Permanence
[From private correspondence]
Correspondent: What exactly is ‘permanent’ in each person?
Their existence as a unit. When someone dies, the story of their life is written and sealed. What they did, what they were, the sum totality of their lives isn’t going to change, ever. It is fixed. This is why “death is the crown of all.”
You can’t think of “permanent” in this sense as meaning “exactly the same on May 5th, 1980 as it was on January 12th, 1991” or anything like that. “Die daily!” illustrates that what constitutes the “self” changes with every passing moment. The self is not a momentary thing, it is a collection of point-events.
In one sense, that collection of point-events grows throughout life, and stops growing upon death, giving it a fixed, concrete nature. In another sense it was of a fixed, concrete nature before it even “began”. In either sense, “permanent” does not have to mean “currently in manifest existence”; the Battle of Hastings is part of history, for example, and it will always be a part of history. Permanently.
Again, “Do that and no other shall say nay,” since once you’ve actually done something, it cannot be undone, regardless of whether or not its effects can be reversed; once it’s happened, that happening cannot be reversed, and has become permanent. Similarly, the collection of happenings that constitute the self, once happened, cannot “unhappen,” and so are permanent.
The “Hadit that is the core of every star” is that centre upon which all these point-events concentrate to give an identity; a house-brick is ultimately a collection of sub-atomic particles, strings, whatever they are, and whatever it is that surrounds the brick is similarly constructed, and on a small enough scale there is nothing to really determine “brick” from “non-brick.” Furthermore, over time it may start off as sand, progress to being a half-brick, and progress further to being not a brick at all. Nevertheless, at this point in time, a house-brick it remains. It is that individuality, that identification of it as a discrete unit, an individual, that it the “Hadit at its core.” Same thing applies to people.
Correspondent: but obviously any kind of positive idea is impermanent, an attachment, and cannot be eternal
Only if you use “permanent” in the sense used in paragraph 2 of this response.

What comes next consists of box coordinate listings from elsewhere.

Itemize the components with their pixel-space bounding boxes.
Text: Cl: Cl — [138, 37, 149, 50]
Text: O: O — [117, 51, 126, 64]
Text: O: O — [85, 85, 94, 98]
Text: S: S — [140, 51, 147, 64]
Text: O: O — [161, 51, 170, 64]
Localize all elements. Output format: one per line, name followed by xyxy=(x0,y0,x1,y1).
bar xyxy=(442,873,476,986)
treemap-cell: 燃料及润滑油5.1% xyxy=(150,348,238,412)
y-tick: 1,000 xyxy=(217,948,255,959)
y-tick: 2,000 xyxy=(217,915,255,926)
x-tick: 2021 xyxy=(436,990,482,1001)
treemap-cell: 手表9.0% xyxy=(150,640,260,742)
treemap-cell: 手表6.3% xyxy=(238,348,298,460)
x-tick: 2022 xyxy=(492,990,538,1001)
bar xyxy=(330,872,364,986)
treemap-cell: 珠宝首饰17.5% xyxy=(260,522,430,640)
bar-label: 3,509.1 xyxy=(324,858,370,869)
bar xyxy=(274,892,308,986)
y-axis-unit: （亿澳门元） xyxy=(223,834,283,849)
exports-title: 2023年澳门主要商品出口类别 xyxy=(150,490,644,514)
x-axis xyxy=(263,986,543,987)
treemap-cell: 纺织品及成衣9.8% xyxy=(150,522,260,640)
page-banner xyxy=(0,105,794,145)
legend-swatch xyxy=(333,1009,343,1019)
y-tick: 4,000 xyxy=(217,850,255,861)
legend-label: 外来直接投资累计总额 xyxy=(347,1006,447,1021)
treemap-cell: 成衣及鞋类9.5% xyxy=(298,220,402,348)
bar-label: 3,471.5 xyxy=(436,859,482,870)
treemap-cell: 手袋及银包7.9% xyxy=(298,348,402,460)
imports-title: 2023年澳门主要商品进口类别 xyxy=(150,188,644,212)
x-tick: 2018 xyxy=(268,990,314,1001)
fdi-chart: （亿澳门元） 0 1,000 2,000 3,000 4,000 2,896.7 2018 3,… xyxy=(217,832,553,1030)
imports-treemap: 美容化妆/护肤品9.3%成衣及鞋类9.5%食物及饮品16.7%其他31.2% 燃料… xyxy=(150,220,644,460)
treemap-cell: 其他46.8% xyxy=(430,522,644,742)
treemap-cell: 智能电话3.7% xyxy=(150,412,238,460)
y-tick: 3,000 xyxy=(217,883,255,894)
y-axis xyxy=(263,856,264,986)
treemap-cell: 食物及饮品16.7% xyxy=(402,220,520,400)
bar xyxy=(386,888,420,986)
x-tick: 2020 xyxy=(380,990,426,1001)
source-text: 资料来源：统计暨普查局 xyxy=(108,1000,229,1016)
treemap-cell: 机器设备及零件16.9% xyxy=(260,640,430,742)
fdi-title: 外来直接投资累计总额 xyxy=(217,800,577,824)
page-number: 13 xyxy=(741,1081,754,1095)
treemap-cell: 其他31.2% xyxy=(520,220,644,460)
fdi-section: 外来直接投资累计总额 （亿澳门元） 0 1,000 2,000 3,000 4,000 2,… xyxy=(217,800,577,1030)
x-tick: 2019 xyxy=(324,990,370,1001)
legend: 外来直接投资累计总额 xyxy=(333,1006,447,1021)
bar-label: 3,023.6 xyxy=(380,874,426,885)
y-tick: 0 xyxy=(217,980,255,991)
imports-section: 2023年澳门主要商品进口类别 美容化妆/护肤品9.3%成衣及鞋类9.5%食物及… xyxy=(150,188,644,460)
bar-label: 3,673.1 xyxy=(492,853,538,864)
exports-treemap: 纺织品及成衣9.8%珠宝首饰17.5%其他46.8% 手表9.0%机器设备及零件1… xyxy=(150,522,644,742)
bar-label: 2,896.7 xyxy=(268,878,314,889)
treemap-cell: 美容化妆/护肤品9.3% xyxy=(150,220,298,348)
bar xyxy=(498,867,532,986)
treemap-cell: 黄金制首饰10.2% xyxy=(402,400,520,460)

You can say “the past exists” and be entirely correct, without necessarily meaning the same thing as if you were to say “that tree over there exists.” If the past exists, then (barring the possibility of time travel) it will continue to exist into perpetuity in exactly the same way. If the past doesn’t exist, and your self is nothing but a collection of past point-events, then you don’t exist, either. If the past can influence the present, it has to exist in some form, or where does the influence come from?
One of the ways Liber AL is able to provide “certainty, not faith, while in life” is through this clarification of the word “eternal.” Rather than providing people with vain promises of eternal life in the vulgar sense (which, no doubt, would shortly become intolerable even if possible) it shows people that the life they are living right now is eternal. If the self dies with every moment, then what distinguishes physical death at the “end of life” from the continuous death which occurs with the passing of time? If your existence as a unit of individuality right now depends upon past events, then your existence as a unit of individuality say, six months after you physically die, will still depend on those exact same past events, which will still exist in exactly the same way as they do today, and the fact you are living it demonstrates that to be the case.
You just have to stop thinking of “star” in this sense as meaning a particular point in space at a particular point in time that is unchanging. For, in reality, all the above applies just as equally to the existence of a star as a unit as it does to the existence of a person as a unit.